The FDA granted a breakthrough therapy designation to UGN-101 in October 2018 for instillation as a treatment for patients with low-grade UTUC, which included data from the OLYMPUS trial. In December 2018, UroGen initiated a rolling submission of a new drug application with the FDA for UGN-101 in this setting.
UGN-101 uses the RTGel™ technology platform and is designed to permit longer exposure of mitomycin to urinary tract tissue, which allows for the nonsurgical treatment of these tumors. The therapy is administered to patients using standard ureteral catheters.
The prospective, international, multicenter, open-label, single-arm OLYMPUS trial was designed to evaluate the efficacy, safety, and tolerability of UGN-101 in patients with low-grade UTUC. To be eligible for enrollment, adult patients had to have treatment-naïve or recurrent disease, ≥1 measurable papillary low-grade tumor ≤15 mm, and a wash urine cytology sampled from the pyelocaliceal system showing the absence of high-grade disease.
Those who previously received Bacillus Calmette-Guérin within the past 6 months, had untreated concurrent urothelial cancer in other sites aside from the target area, prior carcinoma in situ in the urinary tract, prior 5-year history of invasive urothelial carcinoma in the urinary tract, prior 2-year history of high-grade papillary urothelial carcinoma in the urinary tract, or is actively being treated or intends to be treated with chemotherapy are excluded.

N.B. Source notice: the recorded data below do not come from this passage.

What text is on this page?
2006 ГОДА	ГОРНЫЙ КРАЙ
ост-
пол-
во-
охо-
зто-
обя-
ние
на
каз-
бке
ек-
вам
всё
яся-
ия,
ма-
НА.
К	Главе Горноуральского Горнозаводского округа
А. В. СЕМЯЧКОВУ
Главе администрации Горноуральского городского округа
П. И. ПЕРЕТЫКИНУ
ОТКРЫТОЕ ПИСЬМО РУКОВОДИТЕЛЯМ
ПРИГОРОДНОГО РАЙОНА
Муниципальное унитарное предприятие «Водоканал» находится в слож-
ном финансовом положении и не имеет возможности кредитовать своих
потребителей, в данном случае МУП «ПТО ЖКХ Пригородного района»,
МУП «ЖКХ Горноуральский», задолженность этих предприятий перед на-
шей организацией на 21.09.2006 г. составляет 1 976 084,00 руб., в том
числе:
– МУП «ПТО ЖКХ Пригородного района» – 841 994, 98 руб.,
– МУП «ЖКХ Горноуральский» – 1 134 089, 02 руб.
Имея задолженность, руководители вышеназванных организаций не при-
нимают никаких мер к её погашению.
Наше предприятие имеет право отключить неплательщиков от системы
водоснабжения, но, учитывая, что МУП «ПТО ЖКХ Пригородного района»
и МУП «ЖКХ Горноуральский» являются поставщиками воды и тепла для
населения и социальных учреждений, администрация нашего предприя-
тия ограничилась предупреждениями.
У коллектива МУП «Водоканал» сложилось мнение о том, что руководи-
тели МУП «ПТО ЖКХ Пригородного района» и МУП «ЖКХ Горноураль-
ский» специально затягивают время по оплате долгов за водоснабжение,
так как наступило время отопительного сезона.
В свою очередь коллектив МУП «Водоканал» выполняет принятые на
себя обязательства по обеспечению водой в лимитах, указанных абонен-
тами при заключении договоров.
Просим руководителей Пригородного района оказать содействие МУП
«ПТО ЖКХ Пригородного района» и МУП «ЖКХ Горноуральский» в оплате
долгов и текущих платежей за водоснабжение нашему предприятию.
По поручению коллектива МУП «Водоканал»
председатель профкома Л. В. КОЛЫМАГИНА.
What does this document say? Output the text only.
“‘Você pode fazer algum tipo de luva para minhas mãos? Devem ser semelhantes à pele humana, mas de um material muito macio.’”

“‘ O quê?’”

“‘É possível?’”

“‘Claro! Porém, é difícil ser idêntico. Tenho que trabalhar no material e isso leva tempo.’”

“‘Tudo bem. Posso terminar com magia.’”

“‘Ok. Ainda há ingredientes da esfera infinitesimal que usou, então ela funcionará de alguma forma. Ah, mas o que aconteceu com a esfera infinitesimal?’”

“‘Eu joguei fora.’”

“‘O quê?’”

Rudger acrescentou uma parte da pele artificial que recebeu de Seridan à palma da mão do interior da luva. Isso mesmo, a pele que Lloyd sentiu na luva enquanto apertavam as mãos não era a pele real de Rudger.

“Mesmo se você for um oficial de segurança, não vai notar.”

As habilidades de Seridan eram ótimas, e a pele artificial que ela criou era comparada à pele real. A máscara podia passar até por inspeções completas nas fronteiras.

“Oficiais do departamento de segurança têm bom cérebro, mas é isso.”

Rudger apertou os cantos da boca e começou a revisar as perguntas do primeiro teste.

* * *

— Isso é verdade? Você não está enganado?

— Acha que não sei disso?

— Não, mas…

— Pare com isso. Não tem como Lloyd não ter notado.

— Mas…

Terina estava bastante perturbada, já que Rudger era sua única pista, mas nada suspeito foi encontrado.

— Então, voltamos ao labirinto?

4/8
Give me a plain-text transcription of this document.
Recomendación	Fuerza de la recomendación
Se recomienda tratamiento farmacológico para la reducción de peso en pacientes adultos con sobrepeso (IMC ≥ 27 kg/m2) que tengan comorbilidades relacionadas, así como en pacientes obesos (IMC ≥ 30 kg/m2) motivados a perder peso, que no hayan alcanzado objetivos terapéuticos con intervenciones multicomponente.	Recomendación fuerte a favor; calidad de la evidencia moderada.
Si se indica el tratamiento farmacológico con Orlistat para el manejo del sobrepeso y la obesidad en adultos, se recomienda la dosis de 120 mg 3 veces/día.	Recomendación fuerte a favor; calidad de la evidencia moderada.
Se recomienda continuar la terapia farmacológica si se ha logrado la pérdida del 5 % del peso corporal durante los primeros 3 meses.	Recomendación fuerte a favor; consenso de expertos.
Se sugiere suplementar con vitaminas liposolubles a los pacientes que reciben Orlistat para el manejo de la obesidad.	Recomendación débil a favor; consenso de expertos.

Investigators enrolled 71 patients with low-grade UTUC who received 4 mg mitomycin C (MMC) concentration per 1 mL of TC-3 gel, with a maximum dose of 15 ml for 6 once-weekly intravesical instillations. The co-primary endpoints were CR, which was defined as a negative ureteroscopic evaluation and negative wash cytology and adverse events (AEs) rate.
Moreover, patients in CR will receive UGN-101 once monthly as maintenance treatment for 11 instillations or the first recurrence, whichever comes first.
Secondary endpoints included long-term durability of CR, CR rate at 3, 6, and 9 months after evaluation, partial response, MMC level in the plasma for select patients.
Sixty-one patients were evaluated for CR; primary disease evaluation is awaited in the remaining 10 patients. Results also showed that 45% of tumors were found to be unresectable by surgery at baseline. Of those who achieved CR, the company noted that half of the patients have 6-month durability.
Regarding safety, UGN-101 was found to be associated with mild or moderate treatment-emergent AEs—including ureteral narrowing and hydronephrosis, urinary tract infection, flank plain, and creatine elevation—which were transient and coincided with ureteral procedures.
In an interim analysis of the OLYMPUS study of 28 evaluable patients, the CR rate in the intent-to-treat (ITT) cohort was 57%, with 5 patients who had not undergone their assessment.2 At the time 6 patients underwent 3-month follow-up and remained in CR.